Shit I Don't Understand Vol. 2


There's a well known maxim in business, "always be the dumbest guy in the room." 

This has never been a problem for me. For while I may excel as stupid things like trivia contests or Living Room Jeopardy and know a little about a lot of things, there's are many more things I know nothing about. 

And I'm not ashamed to admit it. I am sincerely dumb.

A few weeks ago I started a new themed series here on R17 about Shit I Don't Understand. And as I stated at the onset there will be plenty of shit to come.

So let's get started.

Vinyl Records

If you haven't already guessed that's an election microscope photo -- whatever the fuck that means -- of a turntable stylus gliding across the groove of a vinyl record and magically reproducing music, anything from Rachminanoff's Piano Concerto #3 to Led Zeppelin's repetitive but majestic Kashmir. 

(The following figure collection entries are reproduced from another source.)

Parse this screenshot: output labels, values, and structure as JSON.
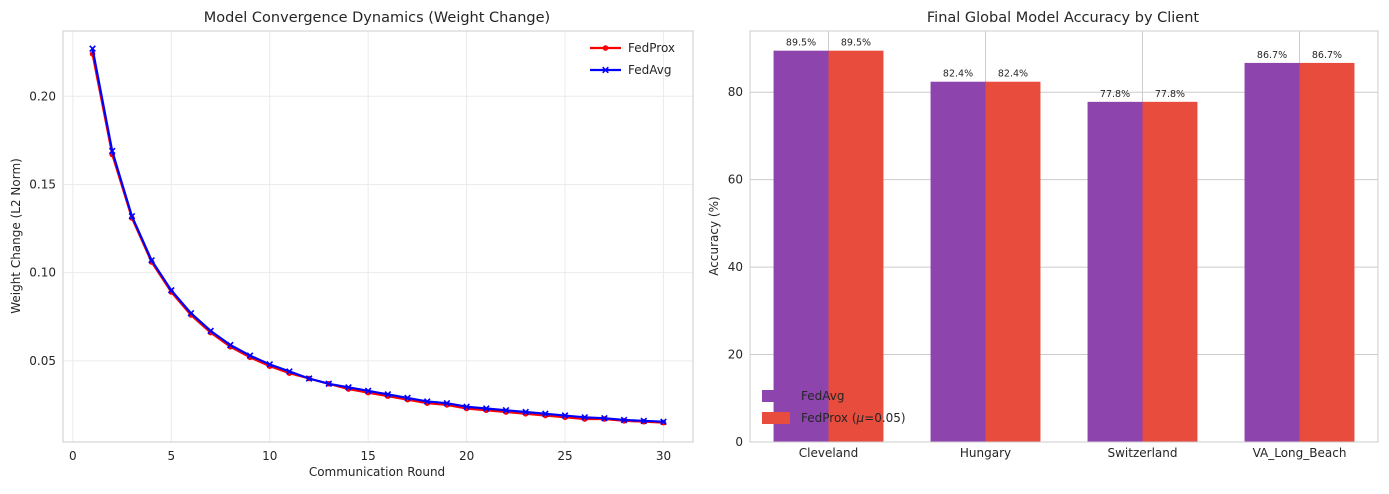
{
  "chart_data": [
    {
      "type": "line",
      "title": "Model Convergence Dynamics (Weight Change)",
      "xlabel": "Communication Round",
      "ylabel": "Weight Change (L2 Norm)",
      "xlim": [
        -0.5,
        31.5
      ],
      "ylim": [
        0.004,
        0.237
      ],
      "xticks": [
        0,
        5,
        10,
        15,
        20,
        25,
        30
      ],
      "yticks": [
        0.05,
        0.1,
        0.15,
        0.2
      ],
      "ytick_labels": [
        "0.05",
        "0.10",
        "0.15",
        "0.20"
      ],
      "grid": true,
      "legend_position": "top-right",
      "x": [
        1,
        2,
        3,
        4,
        5,
        6,
        7,
        8,
        9,
        10,
        11,
        12,
        13,
        14,
        15,
        16,
        17,
        18,
        19,
        20,
        21,
        22,
        23,
        24,
        25,
        26,
        27,
        28,
        29,
        30
      ],
      "series": [
        {
          "name": "FedProx",
          "color": "#ff0000",
          "marker": "circle",
          "values": [
            0.224,
            0.167,
            0.131,
            0.106,
            0.089,
            0.076,
            0.066,
            0.058,
            0.052,
            0.047,
            0.043,
            0.04,
            0.037,
            0.034,
            0.032,
            0.03,
            0.028,
            0.026,
            0.025,
            0.023,
            0.022,
            0.021,
            0.02,
            0.019,
            0.018,
            0.017,
            0.017,
            0.016,
            0.0155,
            0.015
          ]
        },
        {
          "name": "FedAvg",
          "color": "#0000ff",
          "marker": "x",
          "values": [
            0.227,
            0.169,
            0.132,
            0.107,
            0.09,
            0.077,
            0.067,
            0.059,
            0.053,
            0.048,
            0.044,
            0.04,
            0.037,
            0.035,
            0.033,
            0.031,
            0.029,
            0.027,
            0.026,
            0.024,
            0.023,
            0.022,
            0.021,
            0.02,
            0.019,
            0.018,
            0.0175,
            0.0165,
            0.016,
            0.0155
          ]
        }
      ]
    },
    {
      "type": "bar",
      "title": "Final Global Model Accuracy by Client",
      "xlabel": "",
      "ylabel": "Accuracy (%)",
      "ylim": [
        0,
        94
      ],
      "yticks": [
        0,
        20,
        40,
        60,
        80
      ],
      "grid": true,
      "legend_position": "bottom-left",
      "categories": [
        "Cleveland",
        "Hungary",
        "Switzerland",
        "VA_Long_Beach"
      ],
      "series": [
        {
          "name": "FedAvg",
          "color": "#8e44ad",
          "values": [
            89.5,
            82.4,
            77.8,
            86.7
          ],
          "labels": [
            "89.5%",
            "82.4%",
            "77.8%",
            "86.7%"
          ]
        },
        {
          "name": "FedProx (μ=0.05)",
          "legend_prefix": "FedProx (",
          "legend_mu": "μ",
          "legend_suffix": "=0.05)",
          "color": "#e74c3c",
          "values": [
            89.5,
            82.4,
            77.8,
            86.7
          ],
          "labels": [
            "89.5%",
            "82.4%",
            "77.8%",
            "86.7%"
          ]
        }
      ]
    }
  ]
}
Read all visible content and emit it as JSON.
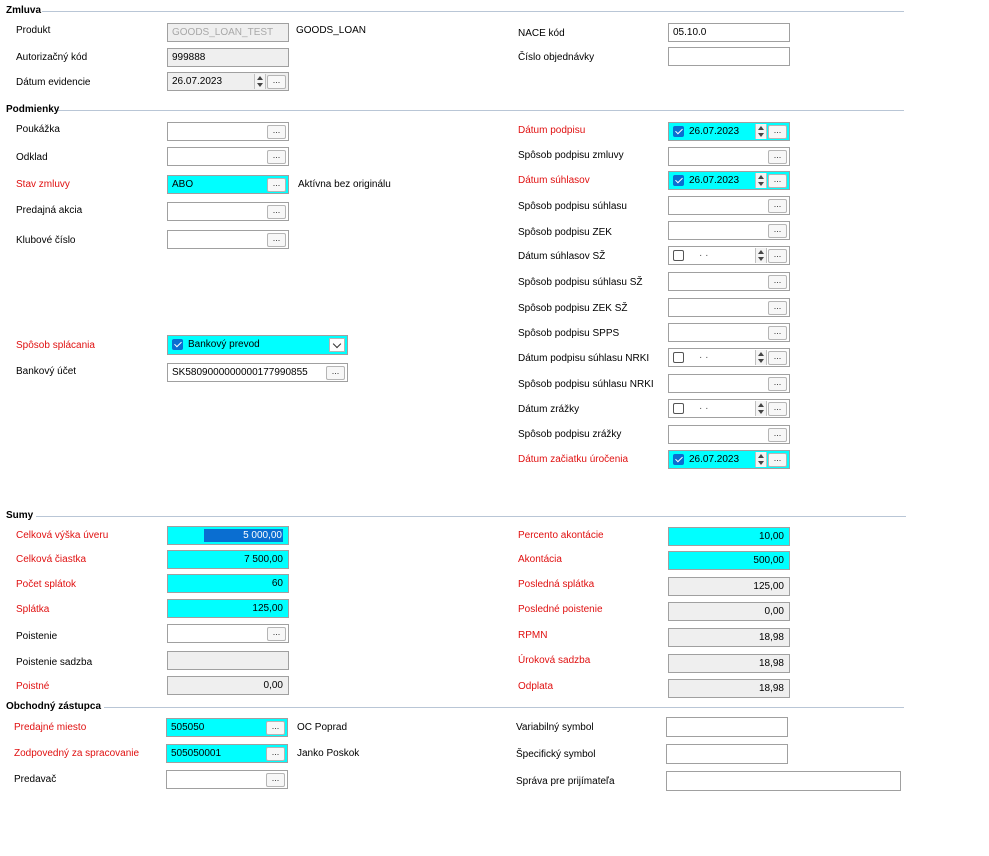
{
  "sections": {
    "zmluva": "Zmluva",
    "podmienky": "Podmienky",
    "sumy": "Sumy",
    "obchodny_zastupca": "Obchodný zástupca"
  },
  "zmluva": {
    "produkt": {
      "label": "Produkt",
      "value": "GOODS_LOAN_TEST",
      "desc": "GOODS_LOAN"
    },
    "autorizacny_kod": {
      "label": "Autorizačný kód",
      "value": "999888"
    },
    "datum_evidencie": {
      "label": "Dátum evidencie",
      "value": "26.07.2023"
    },
    "nace_kod": {
      "label": "NACE kód",
      "value": "05.10.0"
    },
    "cislo_objednavky": {
      "label": "Číslo objednávky",
      "value": ""
    }
  },
  "podmienky": {
    "poukazka": {
      "label": "Poukážka",
      "value": ""
    },
    "odklad": {
      "label": "Odklad",
      "value": ""
    },
    "stav_zmluvy": {
      "label": "Stav zmluvy",
      "value": "ABO",
      "desc": "Aktívna bez originálu"
    },
    "predajna_akcia": {
      "label": "Predajná akcia",
      "value": ""
    },
    "klubove_cislo": {
      "label": "Klubové číslo",
      "value": ""
    },
    "sposob_splacania": {
      "label": "Spôsob splácania",
      "value": "Bankový prevod"
    },
    "bankovy_ucet": {
      "label": "Bankový účet",
      "value": "SK5809000000000177990855"
    },
    "datum_podpisu": {
      "label": "Dátum podpisu",
      "value": "26.07.2023"
    },
    "sposob_podpisu_zmluvy": {
      "label": "Spôsob podpisu zmluvy",
      "value": ""
    },
    "datum_suhlasov": {
      "label": "Dátum súhlasov",
      "value": "26.07.2023"
    },
    "sposob_podpisu_suhlasu": {
      "label": "Spôsob podpisu súhlasu",
      "value": ""
    },
    "sposob_podpisu_zek": {
      "label": "Spôsob podpisu ZEK",
      "value": ""
    },
    "datum_suhlasov_sz": {
      "label": "Dátum súhlasov SŽ",
      "value": ""
    },
    "sposob_podpisu_suhlasu_sz": {
      "label": "Spôsob podpisu súhlasu SŽ",
      "value": ""
    },
    "sposob_podpisu_zek_sz": {
      "label": "Spôsob podpisu ZEK SŽ",
      "value": ""
    },
    "sposob_podpisu_spps": {
      "label": "Spôsob podpisu SPPS",
      "value": ""
    },
    "datum_podpisu_suhlasu_nrki": {
      "label": "Dátum podpisu súhlasu NRKI",
      "value": ""
    },
    "sposob_podpisu_suhlasu_nrki": {
      "label": "Spôsob podpisu súhlasu NRKI",
      "value": ""
    },
    "datum_zrazky": {
      "label": "Dátum zrážky",
      "value": ""
    },
    "sposob_podpisu_zrazky": {
      "label": "Spôsob podpisu zrážky",
      "value": ""
    },
    "datum_zaciatku_urocenia": {
      "label": "Dátum začiatku úročenia",
      "value": "26.07.2023"
    },
    "empty_date_dots": "·      ·"
  },
  "sumy": {
    "celkova_vyska_uveru": {
      "label": "Celková výška úveru",
      "value": "5 000,00"
    },
    "celkova_ciastka": {
      "label": "Celková čiastka",
      "value": "7 500,00"
    },
    "pocet_splatok": {
      "label": "Počet splátok",
      "value": "60"
    },
    "splatka": {
      "label": "Splátka",
      "value": "125,00"
    },
    "poistenie": {
      "label": "Poistenie",
      "value": ""
    },
    "poistenie_sadzba": {
      "label": "Poistenie sadzba",
      "value": ""
    },
    "poistne": {
      "label": "Poistné",
      "value": "0,00"
    },
    "percento_akontacie": {
      "label": "Percento akontácie",
      "value": "10,00"
    },
    "akontacia": {
      "label": "Akontácia",
      "value": "500,00"
    },
    "posledna_splatka": {
      "label": "Posledná splátka",
      "value": "125,00"
    },
    "posledne_poistenie": {
      "label": "Posledné poistenie",
      "value": "0,00"
    },
    "rpmn": {
      "label": "RPMN",
      "value": "18,98"
    },
    "urokova_sadzba": {
      "label": "Úroková sadzba",
      "value": "18,98"
    },
    "odplata": {
      "label": "Odplata",
      "value": "18,98"
    }
  },
  "obchodny_zastupca": {
    "predajne_miesto": {
      "label": "Predajné miesto",
      "value": "505050",
      "desc": "OC Poprad"
    },
    "zodpovedny": {
      "label": "Zodpovedný za spracovanie",
      "value": "505050001",
      "desc": "Janko Poskok"
    },
    "predavac": {
      "label": "Predavač",
      "value": ""
    },
    "variabilny_symbol": {
      "label": "Variabilný symbol",
      "value": ""
    },
    "specificky_symbol": {
      "label": "Špecifický symbol",
      "value": ""
    },
    "sprava": {
      "label": "Správa pre prijímateľa",
      "value": ""
    }
  },
  "ui": {
    "lookup_button": "...",
    "colors": {
      "required_label": "#e01010",
      "required_field": "#00ffff",
      "readonly_field": "#efefef",
      "selection": "#0a6ed1"
    }
  }
}
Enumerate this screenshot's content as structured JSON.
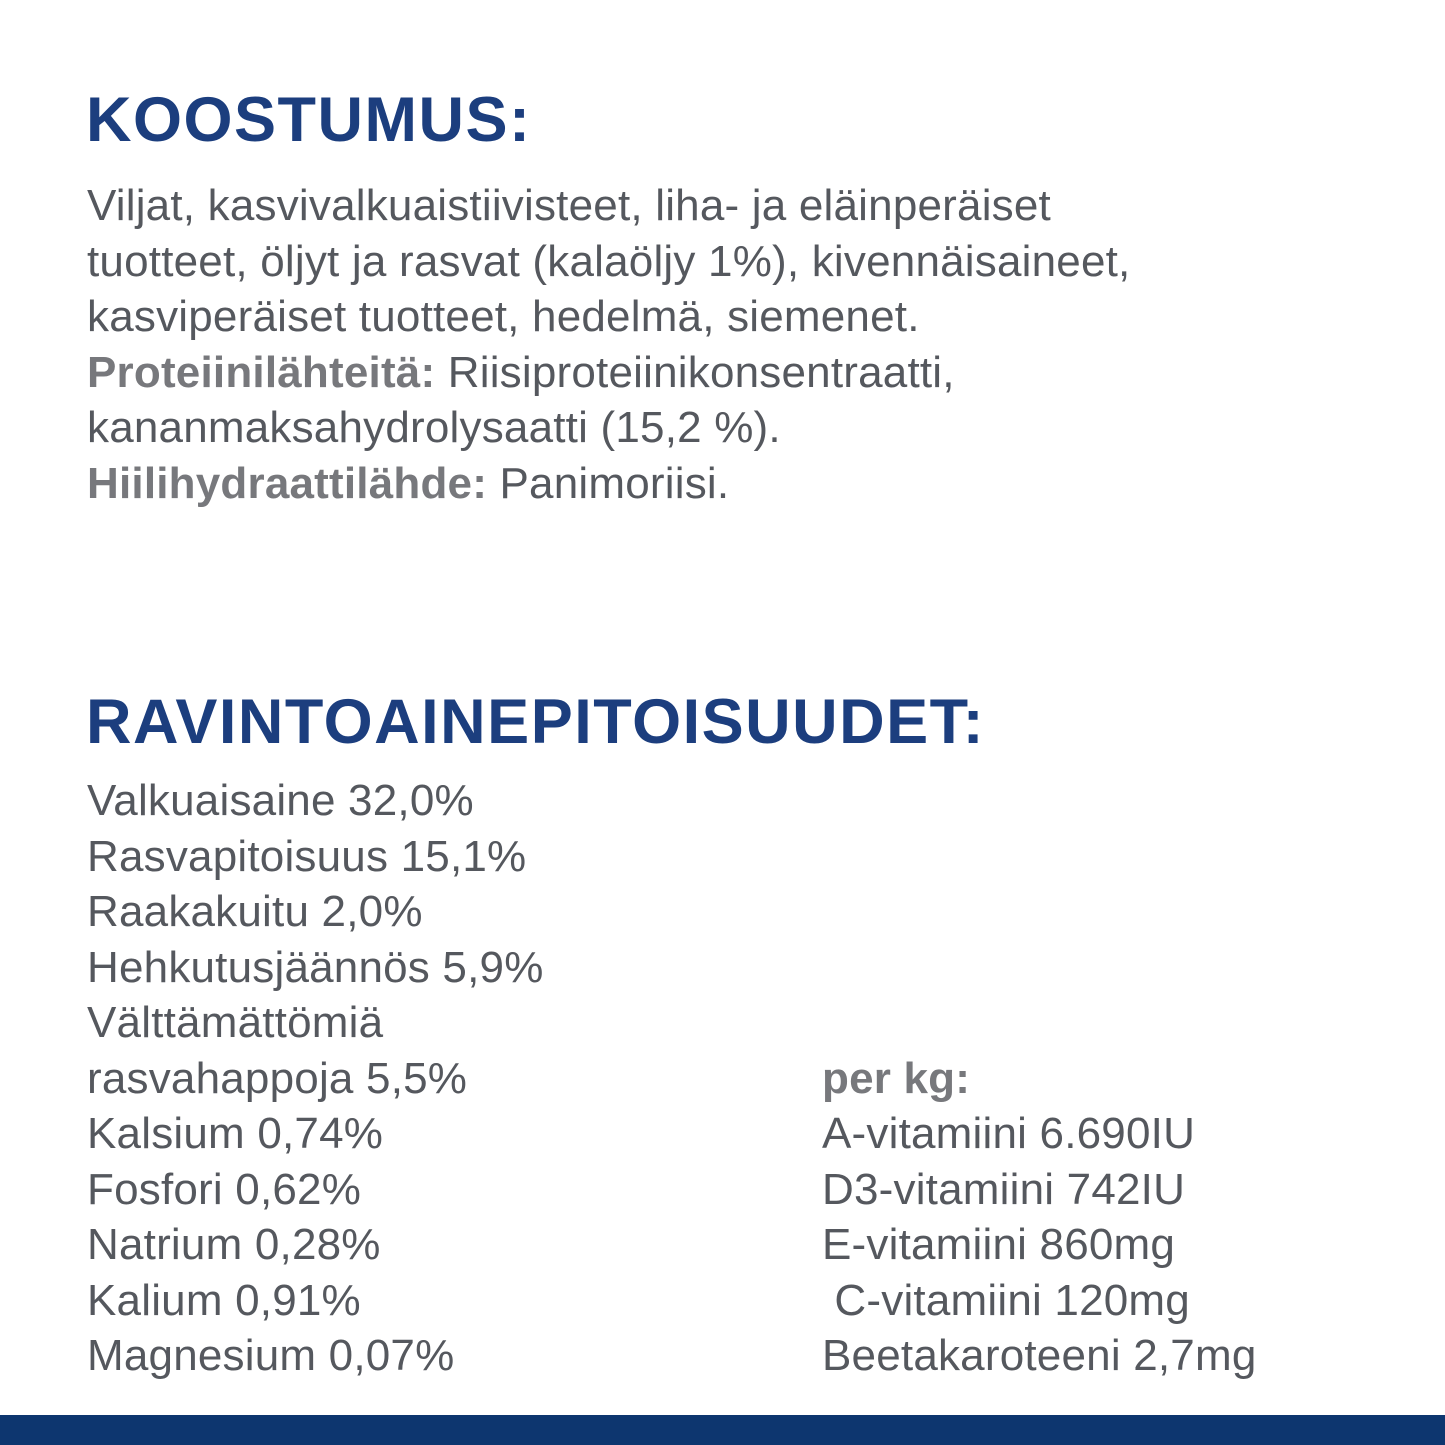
{
  "colors": {
    "heading_blue": "#1c3e7e",
    "body_text_gray": "#55585e",
    "bold_label_gray": "#77787c",
    "footer_bar_blue": "#0d366f",
    "background": "#ffffff"
  },
  "composition": {
    "heading": "KOOSTUMUS:",
    "lines": [
      {
        "bold": "",
        "text": "Viljat, kasvivalkuaistiivisteet, liha- ja eläinperäiset"
      },
      {
        "bold": "",
        "text": "tuotteet, öljyt ja rasvat (kalaöljy 1%), kivennäisaineet,"
      },
      {
        "bold": "",
        "text": "kasviperäiset tuotteet, hedelmä, siemenet."
      },
      {
        "bold": "Proteiinilähteitä:",
        "text": " Riisiproteiinikonsentraatti,"
      },
      {
        "bold": "",
        "text": "kananmaksahydrolysaatti (15,2 %)."
      },
      {
        "bold": "Hiilihydraattilähde:",
        "text": " Panimoriisi."
      }
    ]
  },
  "nutrients": {
    "heading": "RAVINTOAINEPITOISUUDET:",
    "left_column": [
      "Valkuaisaine 32,0%",
      "Rasvapitoisuus 15,1%",
      "Raakakuitu 2,0%",
      "Hehkutusjäännös 5,9%",
      "Välttämättömiä",
      "rasvahappoja 5,5%",
      "Kalsium 0,74%",
      "Fosfori 0,62%",
      "Natrium 0,28%",
      "Kalium 0,91%",
      "Magnesium 0,07%"
    ],
    "right_column": {
      "label": "per kg:",
      "items": [
        "A-vitamiini 6.690IU",
        "D3-vitamiini 742IU",
        "E-vitamiini 860mg",
        " C-vitamiini 120mg",
        "Beetakaroteeni 2,7mg"
      ]
    }
  }
}
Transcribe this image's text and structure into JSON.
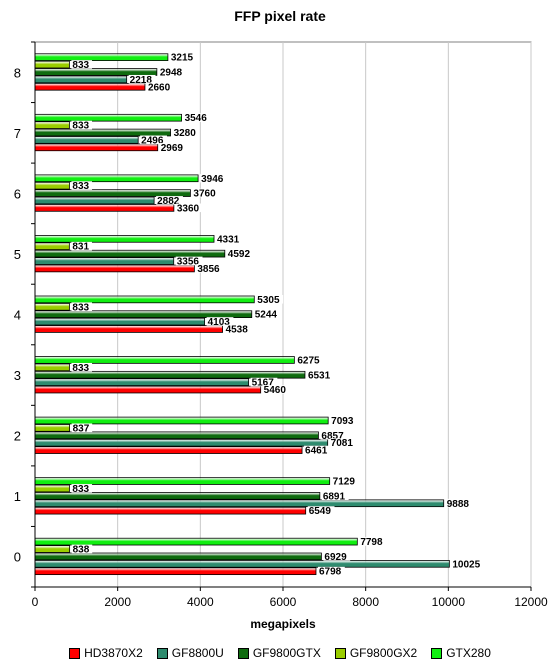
{
  "chart_data": {
    "type": "bar",
    "orientation": "horizontal",
    "title": "FFP pixel rate",
    "xlabel": "megapixels",
    "ylabel": "",
    "xlim": [
      0,
      12000
    ],
    "xticks": [
      0,
      2000,
      4000,
      6000,
      8000,
      10000,
      12000
    ],
    "grid": true,
    "legend_position": "bottom",
    "categories": [
      "0",
      "1",
      "2",
      "3",
      "4",
      "5",
      "6",
      "7",
      "8"
    ],
    "series": [
      {
        "name": "HD3870X2",
        "color": "#ff0000",
        "values": [
          6798,
          6549,
          6461,
          5460,
          4538,
          3856,
          3360,
          2969,
          2660
        ]
      },
      {
        "name": "GF8800U",
        "color": "#2e8b6e",
        "values": [
          10025,
          9888,
          7081,
          5167,
          4103,
          3356,
          2882,
          2496,
          2218
        ]
      },
      {
        "name": "GF9800GTX",
        "color": "#0f6b0f",
        "values": [
          6929,
          6891,
          6857,
          6531,
          5244,
          4592,
          3760,
          3280,
          2948
        ]
      },
      {
        "name": "GF9800GX2",
        "color": "#9acd00",
        "values": [
          838,
          833,
          837,
          833,
          833,
          831,
          833,
          833,
          833
        ]
      },
      {
        "name": "GTX280",
        "color": "#11ee11",
        "values": [
          7798,
          7129,
          7093,
          6275,
          5305,
          4331,
          3946,
          3546,
          3215
        ]
      }
    ]
  }
}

How does it do that? How does dragging a pointy needle across 8 cents worth piece of heated molded plastic recreate music? I know it has something to do with electromagnetism or something I might have learned about in Physics 101 while at Syracuse University, but that class was at 8 o'clock in the morning and it was always snowing, so I opted for Jewish Fictional Humor on Tuesdays and Thursdays at a more civil hour in the afternoon. In a building close to my dorm.

In that same vein...

Cameras

This is also above my intellectual pay grade. In its most primitive form, there's a magic piece of chemically treated paper, film, that's tucked inside an enclosed dark box. And for a split second an aperture opens up, allowing light to enter the camera through a lens, which then imprints the fleeting light onto the film which is then later treated with more chemicals to reveal a photo, seeing exactly what the human eye can see. Like a man on a horse. Or a naked lady putting on her knickers. 

What kind of satanic wizardry is this?

And finally...

Cellphones

There's a good chance you're reading this blog while on your cellphone. Maybe you're on a train in NYC -- isn't it nice we're returning to normal -- or maybe you're on the west coast, sitting in your bathroom and "launching a lifeboat off the SS Assitania", but have you ever given a moment's thought to the smartness of your smartphone. 

Not only are the words I wrote last Saturday morning ringing through your head on this fine Thursday morning, but if you wanted to reach out to me and file an objection about my crass language and imagery you could do so in a microsecond. And even more astounding, I could receive it in less time than it takes for me to say, "I object to your objection" and colorfully regale you about the overreach of wokeness and woke culture.

I do hope you are enjoying Shit I Don't Understand, because believe me, this is just the tip of the Siegel Imbecile Iceberg.